If Minnesota’s two nuclear power plants stay in operation through that date, she noted, Minnesota will still need to expand its wind and solar power capacity from 31 percent to 88 percent of the state’s total demand— which means the state will rely heavily on sources of energy that aren’t always reliable.
Clean, reliable, and cheap
“Everyone wants electricity to be reliable, clean, and cheap,” Jones said, “but coal and gas are not carbon-free, wind and solar are not reliable. Nuclear is reliable and clean, but it’s not cheap.”
Even with advances in large battery storage technology, wind and solar provide unsteady power to the electric grid, said Jones. That leaves nuclear as a steady, if costly, power source capable of reliably meeting Minnesota’s projected electricity needs, she said.
Advances in nuclear power
Jones reviewed advances in nuclear plant design, highlighting the trend toward safe, advanced reactor models and small, more affordable, modular reactors. She also included a review of American nuclear trends with comparisons to the rest of the world.
Jones described the current small modular reactor (SMR) projects underway in the U.S. like the Oklo SMR in Idaho and Ohio, and the TerraPower Natrium SMR in Kemmerer, Wyo. Jones touched on the denial in 2022 of Oklo’s application to build a prototype SMR design at the Idaho National Laboratory.
Oklo is a newcomer to the nuclear engineering industry. The Nuclear Regulatory Commission turned down its application for failure to provide sufficient safety and design details. “These are some of the problems these start-ups with new reactor designs face,” Jones noted.
Barriers to new nuclear
Jones reviewed the hurdles to new nuclear power in Minnesota, which include concerns over safety, the lack of a dedicated disposal site in the U.S., and legislative barriers like the current Minnesota moratorium on new nuclear plants.
Jones touched on nuclear safety issues, putting context to government and industry statistics on deaths and injuries.
“Power industry deaths are nothing compared to deaths by firearms … Looking at just making electricity, coal is the deadliest with over 24 deaths per terawatt-hour, followed by other carbon sources like oil, biomass, and (natural) gas.
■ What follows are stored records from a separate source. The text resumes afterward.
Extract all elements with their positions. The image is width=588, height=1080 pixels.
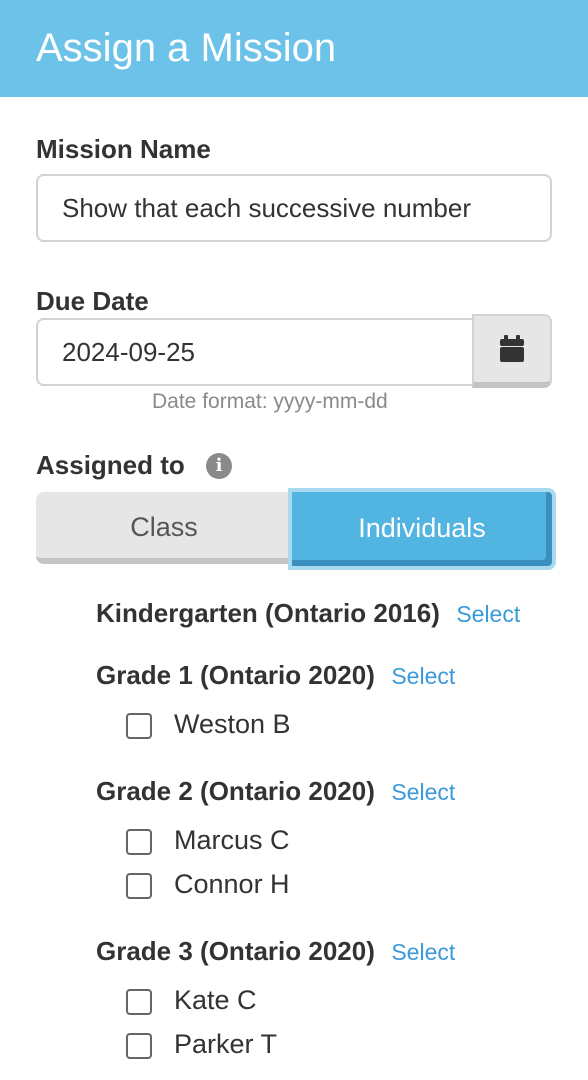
group-heading: Grade 2 (Ontario 2020) Select [96, 776, 455, 807]
due-date-label: Due Date [36, 286, 149, 316]
group-name: Kindergarten (Ontario 2016) [96, 598, 440, 628]
group-name: Grade 2 (Ontario 2020) [96, 776, 375, 806]
class-toggle-button[interactable]: Class [36, 492, 292, 564]
due-date-input[interactable] [36, 318, 474, 386]
header-bar: Assign a Mission [0, 0, 588, 97]
student-checkbox[interactable] [126, 989, 152, 1015]
group-name: Grade 3 (Ontario 2020) [96, 936, 375, 966]
calendar-icon [500, 335, 524, 362]
student-checkbox[interactable] [126, 1033, 152, 1059]
student-name: Parker T [174, 1029, 278, 1059]
student-checkbox[interactable] [126, 713, 152, 739]
student-checkbox[interactable] [126, 829, 152, 855]
student-name: Kate C [174, 985, 257, 1015]
select-group-link[interactable]: Select [391, 779, 455, 805]
student-name: Marcus C [174, 825, 290, 855]
select-group-link[interactable]: Select [391, 939, 455, 965]
student-name: Weston B [174, 709, 291, 739]
assigned-to-label: Assigned to [36, 450, 185, 480]
select-group-link[interactable]: Select [456, 601, 520, 627]
calendar-button[interactable] [472, 314, 552, 388]
student-checkbox[interactable] [126, 873, 152, 899]
page-title: Assign a Mission [36, 26, 337, 70]
select-group-link[interactable]: Select [391, 663, 455, 689]
info-icon[interactable]: i [206, 453, 232, 479]
individuals-toggle-button[interactable]: Individuals [288, 488, 556, 570]
group-heading: Kindergarten (Ontario 2016) Select [96, 598, 520, 629]
group-heading: Grade 3 (Ontario 2020) Select [96, 936, 455, 967]
mission-name-input[interactable] [36, 174, 552, 242]
assignment-type-toggle: Class Individuals [36, 488, 556, 570]
date-format-hint: Date format: yyyy-mm-dd [152, 390, 388, 413]
student-name: Connor H [174, 869, 290, 899]
group-heading: Grade 1 (Ontario 2020) Select [96, 660, 455, 691]
group-name: Grade 1 (Ontario 2020) [96, 660, 375, 690]
mission-name-label: Mission Name [36, 134, 211, 164]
Nuclear is way down there in comparison, with 0.03 deaths (per terawatt-hour) … but none of these numbers account for fossil fuel’s damage to climate.”
Legislation
Jones also reviewed the current state of legislation around the country regarding nuclear power, including states like Illinois which have rescinded or, like Minnesota, are working on repealing their moratoriums. She presented a list of five bills currently in committee in the Minnesota Legislature that would alter Minnesota’s stance on new nuclear power, ranging from funding studies to straightforward repeal of the moratorium.
Hudson Kingston, who was in attendance, pointed out that the Minnesota’s nuclear moratorium may soon disappear because of a renewable energy bill moving in committee right now.
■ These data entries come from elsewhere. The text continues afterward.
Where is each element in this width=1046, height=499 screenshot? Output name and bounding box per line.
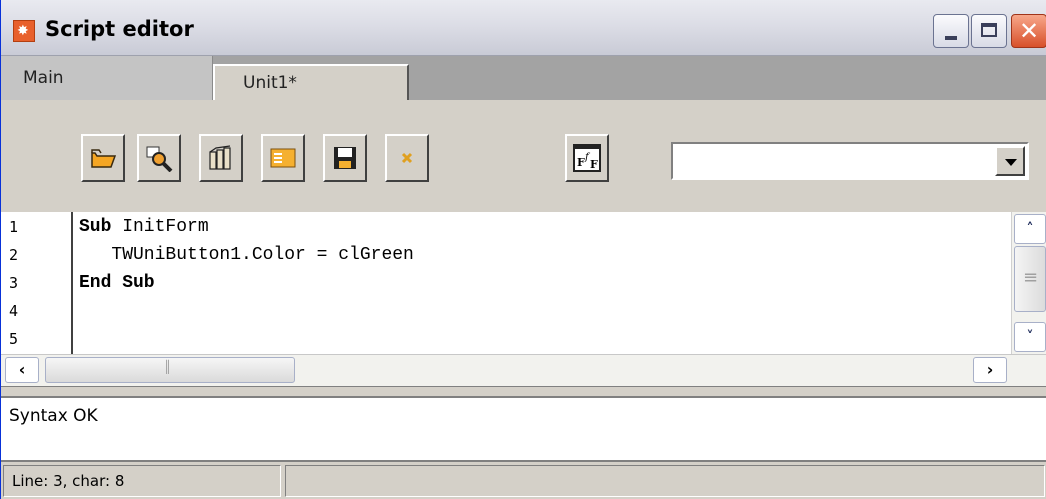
code-editor[interactable]: 1 2 3 4 5 Sub InitForm TWUniButton1.Colo… <box>1 212 1046 386</box>
chevron-left-icon: ‹ <box>18 360 26 379</box>
svg-text:F: F <box>590 158 598 171</box>
vertical-scroll-thumb[interactable] <box>1014 246 1046 312</box>
chevron-down-icon: ˅ <box>1026 329 1034 345</box>
maximize-icon <box>981 23 997 37</box>
line-number: 1 <box>9 218 19 236</box>
code-text: TWUniButton1.Color = clGreen <box>79 245 414 265</box>
code-keyword: End Sub <box>79 273 155 293</box>
find-icon <box>146 146 173 172</box>
chevron-right-icon: › <box>986 360 994 379</box>
close-icon: ✕ <box>1018 17 1040 45</box>
status-bar: Line: 3, char: 8 <box>1 462 1046 499</box>
maximize-button[interactable] <box>971 14 1007 48</box>
line-number: 3 <box>9 274 19 292</box>
script-editor-window: Script editor ✕ Main Unit1* <box>0 0 1046 499</box>
open-folder-icon <box>91 149 117 168</box>
scroll-up-button[interactable]: ˄ <box>1014 214 1046 244</box>
save-icon <box>334 147 356 169</box>
chevron-down-icon[interactable] <box>995 146 1025 176</box>
open-button[interactable] <box>81 134 125 182</box>
code-line[interactable]: TWUniButton1.Color = clGreen <box>79 240 414 270</box>
horizontal-scrollbar[interactable]: ‹ › <box>1 354 1046 386</box>
status-panel-extra <box>285 465 1045 497</box>
svg-text:F: F <box>577 156 585 169</box>
code-line[interactable]: End Sub <box>79 268 155 298</box>
vertical-scrollbar[interactable]: ˄ ˅ <box>1011 212 1046 354</box>
minimize-icon <box>945 36 957 40</box>
message-pane: Syntax OK <box>1 396 1046 462</box>
toolbar: F f F <box>1 100 1046 212</box>
horizontal-scroll-thumb[interactable] <box>45 357 295 383</box>
form-button[interactable] <box>261 134 305 182</box>
tab-strip: Main Unit1* <box>1 56 1046 104</box>
window-title: Script editor <box>45 17 194 41</box>
close-button[interactable]: ✕ <box>1011 14 1046 48</box>
syntax-message: Syntax OK <box>9 406 98 426</box>
title-bar[interactable]: Script editor ✕ <box>1 0 1046 56</box>
library-button[interactable] <box>199 134 243 182</box>
library-icon <box>209 145 231 170</box>
cursor-position: Line: 3, char: 8 <box>3 465 281 497</box>
line-number: 5 <box>9 330 19 348</box>
splitter[interactable] <box>1 386 1046 396</box>
save-button[interactable] <box>323 134 367 182</box>
line-number: 2 <box>9 246 19 264</box>
function-combo[interactable] <box>671 142 1029 180</box>
line-number-gutter: 1 2 3 4 5 <box>1 212 73 354</box>
minimize-button[interactable] <box>933 14 969 48</box>
scroll-right-button[interactable]: › <box>973 357 1007 383</box>
line-number: 4 <box>9 302 19 320</box>
functions-button[interactable]: F f F <box>565 134 609 182</box>
code-keyword: Sub <box>79 217 112 237</box>
close-small-icon <box>401 152 413 164</box>
code-area[interactable]: Sub InitForm TWUniButton1.Color = clGree… <box>73 212 1009 354</box>
find-button[interactable] <box>137 134 181 182</box>
functions-icon: F f F <box>573 144 601 172</box>
form-icon <box>270 148 296 168</box>
clear-button[interactable] <box>385 134 429 182</box>
scroll-down-button[interactable]: ˅ <box>1014 322 1046 352</box>
code-line[interactable]: Sub InitForm <box>79 212 209 242</box>
tab-main[interactable]: Main <box>1 56 213 100</box>
app-icon <box>13 20 35 42</box>
chevron-up-icon: ˄ <box>1026 221 1034 237</box>
tab-unit1[interactable]: Unit1* <box>213 64 409 104</box>
code-text: InitForm <box>111 217 209 237</box>
scroll-left-button[interactable]: ‹ <box>5 357 39 383</box>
“What’s moving this week is something that where [the bill authors are] saying make it so solar and wind don’t need a certificate of need. But what [the bill] actually says is anything that is carbon free no longer needs a certificate of need. So sneakily, they are getting rid of the nuclear moratorium because nuclear is carbon-free energy,” he said. Kingston is the legal director for the rural environmental advocacy group CURE.
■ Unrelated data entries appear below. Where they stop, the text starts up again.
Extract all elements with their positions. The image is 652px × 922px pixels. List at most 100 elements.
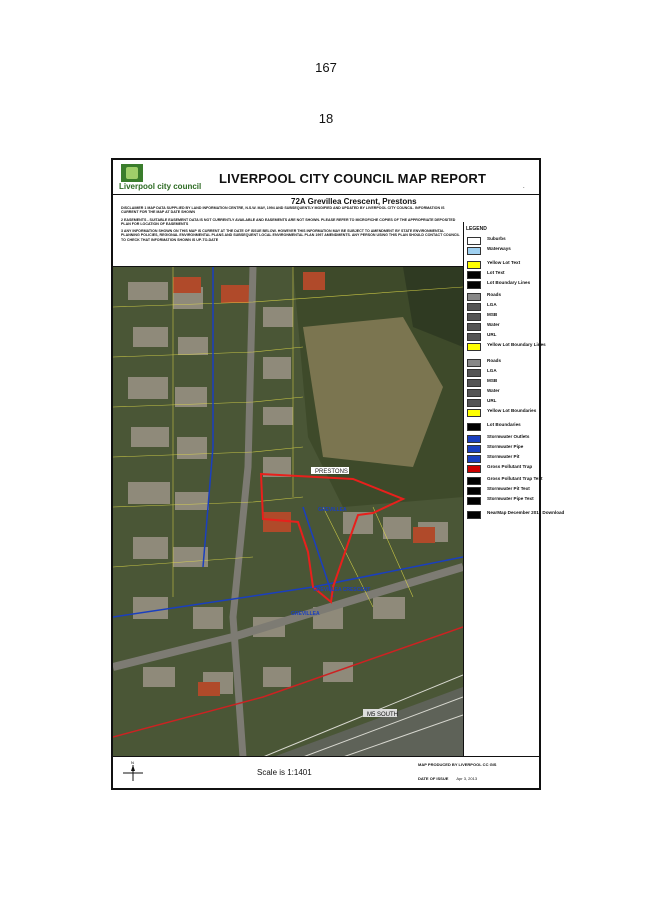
legend-label: Waterways bbox=[487, 246, 511, 251]
legend-label: MSB bbox=[487, 378, 498, 383]
legend-swatch bbox=[467, 379, 481, 387]
legend-swatch bbox=[467, 359, 481, 367]
legend-label: Stormwater Pipe bbox=[487, 444, 524, 449]
legend-item: Lot Text bbox=[467, 270, 539, 280]
legend-item: MSB bbox=[467, 378, 539, 388]
disclaimer-1: DISCLAIMER 1 MAP DATA SUPPLIED BY LAND I… bbox=[121, 206, 445, 215]
page-number: 167 bbox=[315, 60, 337, 75]
legend-item: Gross Pollutant Trap Text bbox=[467, 476, 543, 486]
legend-heading: LEGEND bbox=[466, 226, 487, 232]
legend-label: MSB bbox=[487, 312, 498, 317]
legend-swatch bbox=[467, 323, 481, 331]
legend-swatch bbox=[467, 293, 481, 301]
legend-item: NearMap December 2011 Download bbox=[467, 510, 564, 520]
report-title: LIVERPOOL CITY COUNCIL MAP REPORT bbox=[219, 171, 487, 186]
legend-swatch bbox=[467, 333, 481, 341]
legend-label: Lot Boundary Lines bbox=[487, 280, 531, 285]
legend-swatch bbox=[467, 465, 481, 473]
legend-label: Lot Text bbox=[487, 270, 505, 275]
north-arrow-icon: N bbox=[121, 760, 145, 785]
legend-swatch bbox=[467, 487, 481, 495]
legend-label: Stormwater Pipe Text bbox=[487, 496, 534, 501]
legend-item: Stormwater Pit bbox=[467, 454, 539, 464]
legend-item: Water bbox=[467, 322, 539, 332]
aerial-map[interactable]: PRESTONS GREVILLEA GREVILLEA CRESCENT GR… bbox=[113, 266, 464, 757]
disclaimer: DISCLAIMER 1 MAP DATA SUPPLIED BY LAND I… bbox=[121, 206, 461, 245]
produced-by: MAP PRODUCED BY LIVERPOOL CC GIS bbox=[418, 762, 497, 767]
legend-label: Yellow Lot Boundary Lines bbox=[487, 342, 546, 347]
legend-swatch bbox=[467, 281, 481, 289]
legend-item: Yellow Lot Text bbox=[467, 260, 539, 270]
legend-swatch bbox=[467, 399, 481, 407]
legend-label: Suburbs bbox=[487, 236, 506, 241]
legend-swatch bbox=[467, 423, 481, 431]
legend-panel: LEGEND Suburbs Waterways Yellow Lot Text Lo… bbox=[463, 222, 564, 756]
legend-label: Yellow Lot Boundaries bbox=[487, 408, 537, 413]
legend-swatch bbox=[467, 237, 481, 245]
legend-item: URL bbox=[467, 398, 539, 408]
legend-label: Stormwater Outlets bbox=[487, 434, 530, 439]
legend-item: Stormwater Pipe Text bbox=[467, 496, 539, 506]
legend-swatch bbox=[467, 455, 481, 463]
legend-item: Waterways bbox=[467, 246, 539, 256]
legend-item: MSB bbox=[467, 312, 539, 322]
legend-label: Yellow Lot Text bbox=[487, 260, 521, 265]
legend-swatch bbox=[467, 477, 481, 485]
map-scale: Scale is 1:1401 bbox=[257, 768, 312, 777]
suburb-label: PRESTONS bbox=[315, 469, 348, 475]
legend-label: Roads bbox=[487, 292, 502, 297]
legend-item: Roads bbox=[467, 358, 539, 368]
legend-item: Stormwater Pipe bbox=[467, 444, 539, 454]
aerial-map-image: PRESTONS GREVILLEA GREVILLEA CRESCENT GR… bbox=[113, 267, 463, 757]
legend-item: Gross Pollutant Trap bbox=[467, 464, 539, 474]
legend-label: LGA bbox=[487, 302, 497, 307]
legend-label: Roads bbox=[487, 358, 502, 363]
street-label: GREVILLEA bbox=[291, 611, 320, 617]
divider bbox=[113, 194, 539, 195]
legend-label: URL bbox=[487, 398, 497, 403]
legend-swatch bbox=[467, 389, 481, 397]
legend-label: LGA bbox=[487, 368, 497, 373]
date-of-issue: DATE OF ISSUE Apr 3, 2013 bbox=[418, 776, 478, 781]
legend-item: Roads bbox=[467, 292, 539, 302]
legend-label: NearMap December 2011 Download bbox=[487, 510, 565, 515]
legend-label: Water bbox=[487, 388, 500, 393]
legend-swatch bbox=[467, 409, 481, 417]
legend-item: LGA bbox=[467, 368, 539, 378]
header-dot: . bbox=[523, 184, 525, 190]
legend-swatch bbox=[467, 271, 481, 279]
legend-label: Gross Pollutant Trap bbox=[487, 464, 533, 469]
legend-item: URL bbox=[467, 332, 539, 342]
divider bbox=[113, 756, 539, 757]
svg-text:N: N bbox=[131, 761, 134, 765]
legend-swatch bbox=[467, 369, 481, 377]
legend-item: Lot Boundaries bbox=[467, 422, 539, 432]
motorway-label: M5 SOUTH bbox=[367, 712, 398, 718]
disclaimer-2: 2 EASEMENTS - SUITABLE EASEMENT DATA IS … bbox=[121, 217, 456, 226]
legend-label: Lot Boundaries bbox=[487, 422, 521, 427]
legend-item: LGA bbox=[467, 302, 539, 312]
disclaimer-3: 3 ANY INFORMATION SHOWN ON THIS MAP IS C… bbox=[121, 229, 460, 242]
legend-swatch bbox=[467, 343, 481, 351]
legend-label: Stormwater Pit Text bbox=[487, 486, 530, 491]
street-label: GREVILLEA bbox=[318, 507, 347, 513]
legend-swatch bbox=[467, 247, 481, 255]
legend-label: Stormwater Pit bbox=[487, 454, 520, 459]
legend-item: Stormwater Outlets bbox=[467, 434, 539, 444]
legend-item: Yellow Lot Boundary Lines bbox=[467, 342, 546, 352]
council-logo: Liverpool city council bbox=[119, 164, 201, 194]
legend-item: Yellow Lot Boundaries bbox=[467, 408, 539, 418]
legend-swatch bbox=[467, 445, 481, 453]
legend-item: Water bbox=[467, 388, 539, 398]
legend-label: Gross Pollutant Trap Text bbox=[487, 476, 543, 481]
legend-swatch bbox=[467, 435, 481, 443]
legend-item: Lot Boundary Lines bbox=[467, 280, 539, 290]
legend-swatch bbox=[467, 497, 481, 505]
legend-swatch bbox=[467, 303, 481, 311]
legend-swatch bbox=[467, 313, 481, 321]
legend-swatch bbox=[467, 511, 481, 519]
legend-label: Water bbox=[487, 322, 500, 327]
sub-page-number: 18 bbox=[318, 111, 334, 126]
legend-item: Stormwater Pit Text bbox=[467, 486, 539, 496]
legend-label: URL bbox=[487, 332, 497, 337]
Whether any of the current bill affect Minnesota’s nuclear moratorium will become law remains to be seen.
Jones concluded with her own recommendations, including passing a carbon fee and dividend, abandoning the nuclear moratorium, closing coal and natural gas power plants, building many more renewable energy facilities, keeping the old nuclear plants running, and building small modular reactors on coal power plant sites. The alternative, she said, is either escalating climate change or insufficient electrical power to meet future needs.
Jones’ fact-dense presentation is now available for viewing on the Ely Climate Group’s YouTube channel at www.youtube.com/watch?v=FDuZS3cDr14.